29, c’est le numéro du département du Finistère, mais aussi le nombre de buts pris par Brest cette saison. Moins d’un par match. Une statistique frappante à quatre journées de la fin du championnat, surtout quand on sait que les trois dernières sorties ont été marquées par une fébrilité inhabituelle dans ce secteur, avec 9 buts encaissés, soit quasiment un tiers des pions pris cette saison. Un gros avertissement, c’est sûr, mais qui n’empêche pas de reconnaître les énormes progrès réalisés par une équipe qui était en début de saison taillée pour jouer le maintien et hâtivement préposée à figurer dans les pires défenses de l’élite (53 buts pris en moyenne sur les quatre derniers exercices).
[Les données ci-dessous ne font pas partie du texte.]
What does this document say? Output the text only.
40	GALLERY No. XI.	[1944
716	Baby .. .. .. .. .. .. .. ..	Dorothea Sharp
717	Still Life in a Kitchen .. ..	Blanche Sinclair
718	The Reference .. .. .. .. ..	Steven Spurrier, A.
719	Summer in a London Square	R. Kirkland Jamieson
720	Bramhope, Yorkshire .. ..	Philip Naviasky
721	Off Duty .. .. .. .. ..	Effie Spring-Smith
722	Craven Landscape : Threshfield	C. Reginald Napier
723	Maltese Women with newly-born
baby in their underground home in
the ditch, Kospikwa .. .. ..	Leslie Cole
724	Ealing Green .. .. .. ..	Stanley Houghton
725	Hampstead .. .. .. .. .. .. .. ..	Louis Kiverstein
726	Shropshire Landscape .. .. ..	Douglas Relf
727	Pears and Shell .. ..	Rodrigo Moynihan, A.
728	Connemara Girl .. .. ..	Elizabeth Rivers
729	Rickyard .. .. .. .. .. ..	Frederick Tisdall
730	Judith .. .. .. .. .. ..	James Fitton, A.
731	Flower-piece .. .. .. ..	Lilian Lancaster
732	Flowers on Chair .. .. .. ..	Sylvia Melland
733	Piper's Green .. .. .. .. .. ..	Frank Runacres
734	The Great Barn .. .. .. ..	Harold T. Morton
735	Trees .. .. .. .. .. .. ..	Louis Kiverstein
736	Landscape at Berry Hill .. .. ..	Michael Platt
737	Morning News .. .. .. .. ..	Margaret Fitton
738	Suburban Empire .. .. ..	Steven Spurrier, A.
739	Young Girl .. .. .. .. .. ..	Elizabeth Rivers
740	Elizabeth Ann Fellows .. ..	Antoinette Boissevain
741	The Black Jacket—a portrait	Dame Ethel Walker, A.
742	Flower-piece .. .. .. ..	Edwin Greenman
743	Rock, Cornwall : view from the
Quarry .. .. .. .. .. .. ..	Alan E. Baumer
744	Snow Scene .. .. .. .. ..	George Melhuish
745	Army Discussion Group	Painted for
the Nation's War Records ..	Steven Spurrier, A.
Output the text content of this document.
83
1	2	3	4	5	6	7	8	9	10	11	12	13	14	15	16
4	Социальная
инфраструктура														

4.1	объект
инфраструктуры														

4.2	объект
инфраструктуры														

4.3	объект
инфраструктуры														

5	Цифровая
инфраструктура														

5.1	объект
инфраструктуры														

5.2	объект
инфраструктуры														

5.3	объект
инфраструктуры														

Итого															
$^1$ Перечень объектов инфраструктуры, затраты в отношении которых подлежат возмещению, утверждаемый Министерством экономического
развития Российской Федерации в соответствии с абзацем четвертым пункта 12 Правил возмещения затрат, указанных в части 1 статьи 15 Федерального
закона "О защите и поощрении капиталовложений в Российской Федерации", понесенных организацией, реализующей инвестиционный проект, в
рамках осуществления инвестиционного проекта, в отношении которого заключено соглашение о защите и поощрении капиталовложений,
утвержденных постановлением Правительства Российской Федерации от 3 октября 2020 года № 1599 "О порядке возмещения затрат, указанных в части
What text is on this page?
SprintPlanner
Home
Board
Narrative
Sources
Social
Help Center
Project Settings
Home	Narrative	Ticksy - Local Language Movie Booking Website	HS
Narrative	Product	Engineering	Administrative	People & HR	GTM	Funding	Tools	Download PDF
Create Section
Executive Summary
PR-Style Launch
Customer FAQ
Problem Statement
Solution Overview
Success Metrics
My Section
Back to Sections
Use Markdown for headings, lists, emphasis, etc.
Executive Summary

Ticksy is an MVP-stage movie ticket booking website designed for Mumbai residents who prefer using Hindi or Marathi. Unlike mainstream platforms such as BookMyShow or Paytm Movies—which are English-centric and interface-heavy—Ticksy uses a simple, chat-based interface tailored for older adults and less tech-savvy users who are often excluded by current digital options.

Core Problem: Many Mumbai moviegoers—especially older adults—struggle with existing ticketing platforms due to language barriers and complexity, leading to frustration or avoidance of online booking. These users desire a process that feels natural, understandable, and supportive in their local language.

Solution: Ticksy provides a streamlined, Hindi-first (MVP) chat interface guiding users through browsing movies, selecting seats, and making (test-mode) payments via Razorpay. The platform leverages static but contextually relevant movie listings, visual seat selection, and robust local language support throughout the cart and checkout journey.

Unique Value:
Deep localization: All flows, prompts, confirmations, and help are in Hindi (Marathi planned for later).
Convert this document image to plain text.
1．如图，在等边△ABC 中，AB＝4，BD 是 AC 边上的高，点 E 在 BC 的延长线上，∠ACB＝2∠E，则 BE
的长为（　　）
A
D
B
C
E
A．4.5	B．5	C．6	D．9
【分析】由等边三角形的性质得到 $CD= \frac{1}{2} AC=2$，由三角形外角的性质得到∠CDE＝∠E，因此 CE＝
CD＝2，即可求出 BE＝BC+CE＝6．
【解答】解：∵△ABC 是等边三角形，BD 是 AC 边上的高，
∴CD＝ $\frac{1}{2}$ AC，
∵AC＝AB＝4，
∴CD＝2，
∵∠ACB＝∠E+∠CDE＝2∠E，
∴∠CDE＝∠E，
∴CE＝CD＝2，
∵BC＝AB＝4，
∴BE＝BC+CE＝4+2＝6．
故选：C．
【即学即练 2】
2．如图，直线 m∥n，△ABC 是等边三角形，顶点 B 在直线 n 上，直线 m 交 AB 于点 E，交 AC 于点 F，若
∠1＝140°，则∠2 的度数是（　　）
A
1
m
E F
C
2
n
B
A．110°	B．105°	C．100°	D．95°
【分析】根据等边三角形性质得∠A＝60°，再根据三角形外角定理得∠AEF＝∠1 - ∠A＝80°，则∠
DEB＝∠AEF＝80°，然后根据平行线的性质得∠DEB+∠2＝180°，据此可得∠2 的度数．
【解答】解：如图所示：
13 clean sheets, une première depuis 2010-2011
Au moment de récupérer le Stade brestois début janvier 2023, Éric Roy avait devant lui un chantier colossal. L’équipe bretonne pointait à la 17e place du classement et avait déjà pris 33 pions en 18 journées. « Si tu prends presque deux buts par match, tu dois en marquer trois. Pas simple. Pour reconstruire une maison, on commence par les fondations, donc il faut d’abord s’attacher à se retaper défensivement, rejoue l’entraîneur brestois en mars dernier dans le magazine So Foot. Ça ne veut pas dire passer à cinq, six ou huit derrière, mais se mettre en tête que le premier objectif en entrant sur le terrain est de ne pas prendre de but. » Si elle semble désuète et peu inventive, cette formule va porter ses fruits, puisque Brest parviendra à se maintenir à deux journées de la fin en réalisant un mois de mai remarquable avec quatre victoires sur cinq.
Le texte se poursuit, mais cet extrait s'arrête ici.